You are viewing a plain text version of this content. The canonical link for it is here.
Posted to commits@couchdb.apache.org by da...@apache.org on 2017/03/15 19:25:32 UTC

[03/10] mem3 commit: updated refs/heads/COUCHDB-3326-clustered-purge to e4e8928

Chunk missing revisions before attempting to save on target

In cases with pathological documents revision patterns (e.g., 10000 open
conflicts and tree depth of 300000 on a single document), attempting to
replicate the full revision tree in one batch causes the system to crash by
attempting to send an oversized message.
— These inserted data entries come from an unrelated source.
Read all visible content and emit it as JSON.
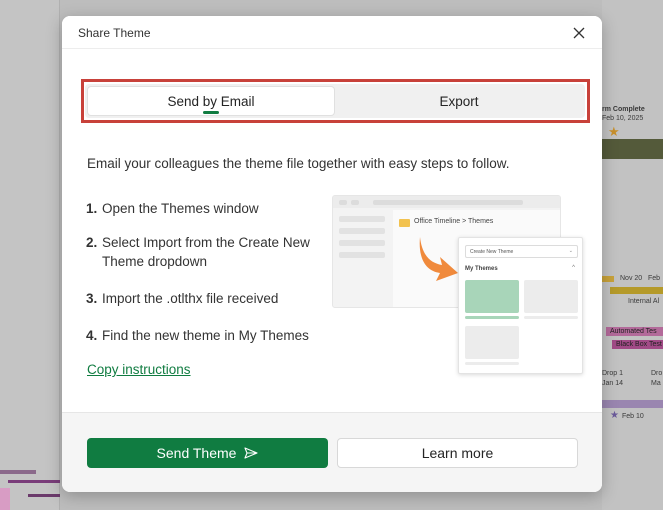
{
  "background": {
    "right_texts": [
      "rm Complete",
      "Feb 10, 2025",
      "Nov 20",
      "Feb",
      "Internal Al",
      "Automated Tes",
      "Black Box Test",
      "Drop 1",
      "Dro",
      "Jan 14",
      "Ma",
      "Feb 10"
    ]
  },
  "dialog": {
    "title": "Share Theme",
    "close_icon": "close-icon"
  },
  "tabs": [
    {
      "label": "Send by Email",
      "active": true
    },
    {
      "label": "Export",
      "active": false
    }
  ],
  "intro": "Email your colleagues the theme file together with easy steps to follow.",
  "steps": [
    {
      "num": "1.",
      "text": "Open the Themes window"
    },
    {
      "num": "2.",
      "text": "Select Import from the Create New Theme dropdown"
    },
    {
      "num": "3.",
      "text": "Import the .otlthx file received"
    },
    {
      "num": "4.",
      "text": "Find the new theme in My Themes"
    }
  ],
  "copy_link": "Copy instructions",
  "illustration": {
    "path": "Office Timeline > Themes",
    "dropdown": "Create New Theme",
    "section": "My Themes"
  },
  "footer": {
    "send_label": "Send Theme",
    "learn_label": "Learn more"
  },
  "colors": {
    "accent": "#107c41",
    "highlight": "#c8413a"
  }
}
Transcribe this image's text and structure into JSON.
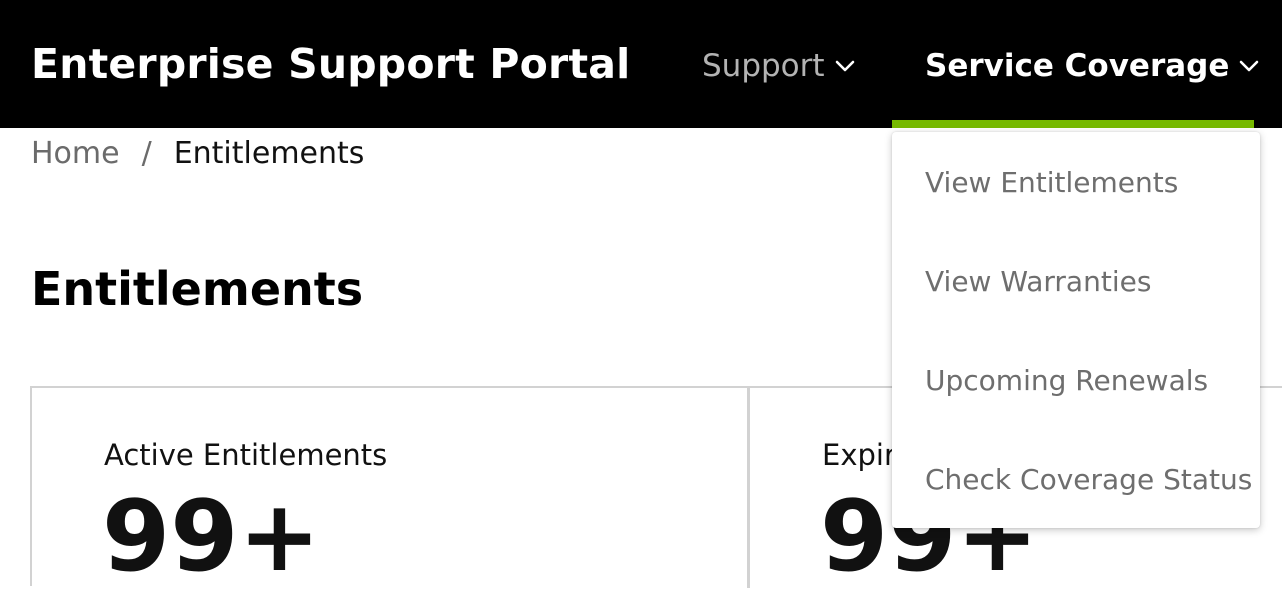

We've observed messages of > 4GB in the
wild.

This patch divides the set of revisions-to-replicate for a single document into
chunks of a configurable size, thereby allowing operators to keep the system
stable when attempting to replicate these troublesome documents.

BugzID: 37676


Project: http://git-wip-us.apache.org/repos/asf/couchdb-mem3/repo
Commit: http://git-wip-us.apache.org/repos/asf/couchdb-mem3/commit/c4da61c8
Tree: http://git-wip-us.apache.org/repos/asf/couchdb-mem3/tree/c4da61c8
Diff: http://git-wip-us.apache.org/repos/asf/couchdb-mem3/diff/c4da61c8

Branch: refs/heads/COUCHDB-3326-clustered-purge
Commit: c4da61c8eb98cedd3cf7a28c293cb1f6d3ec8571
Parents: 252467c
Author: Benjamin Anderson <b...@banjiewen.net>
Authored: Wed Oct 29 12:52:30 2014 -0700
Committer: Eric Avdey <ei...@eiri.ca>
Committed: Thu Nov 24 13:55:18 2016 -0400

----------------------------------------------------------------------
 src/mem3_rep.erl | 32 ++++++++++++++++++++++++++++++--
 1 file changed, 30 insertions(+), 2 deletions(-)
----------------------------------------------------------------------


http://git-wip-us.apache.org/repos/asf/couchdb-mem3/blob/c4da61c8/src/mem3_rep.erl
----------------------------------------------------------------------
diff --git a/src/mem3_rep.erl b/src/mem3_rep.erl
index 938260d..ad7ac55 100644
--- a/src/mem3_rep.erl
+++ b/src/mem3_rep.erl
@@ -252,8 +252,10 @@ replicate_batch(#acc{target = #shard{node=Node, name=Name}} = Acc) ->
     [] ->
         ok;
     Missing ->
-        Docs = open_docs(Acc, Missing),
-        ok = save_on_target(Node, Name, Docs)
+        lists:map(fun(Chunk) ->
+            Docs = open_docs(Acc, Chunk),
+            ok = save_on_target(Node, Name, Docs)
+        end, chunk_revs(Missing))
     end,
     update_locals(Acc),
     {ok, Acc#acc{revcount=0, infos=[]}}.
@@ -271,6 +273,32 @@ find_missing_revs(Acc) ->
     ]).
 
 
+chunk_revs(Revs) ->
+    Limit = list_to_integer(config:get("mem3", "rev_chunk_size", "5000")),
+    chunk_revs(Revs, Limit).
+
+chunk_revs(Revs, Limit) ->
+    chunk_revs(Revs, {0, []}, [], Limit).
+
+chunk_revs([], {_Count, Chunk}, Chunks, _Limit) ->
+    [Chunk|Chunks];
+chunk_revs([{Id, R, A}|Revs], {Count, Chunk}, Chunks, Limit) when length(R) =< Limit - Count ->
+    chunk_revs(
+        Revs,
+        {Count + length(R), [{Id, R, A}|Chunk]},
+        Chunks,
+        Limit
+    );
+chunk_revs([{Id, R, A}|Revs], {Count, Chunk}, Chunks, Limit) ->
+    {This, Next} = lists:split(Limit - Count, R),
+    chunk_revs(
+        [{Id, Next, A}|Revs],
+        {0, []},
+        [[{Id, This, A}|Chunk]|Chunks],
+        Limit
+    ).
+
+
 open_docs(#acc{source=Source, infos=Infos}, Missing) ->
     lists:flatmap(fun({Id, Revs, _}) ->
         FDI = lists:keyfind(Id, #full_doc_info.id, Infos),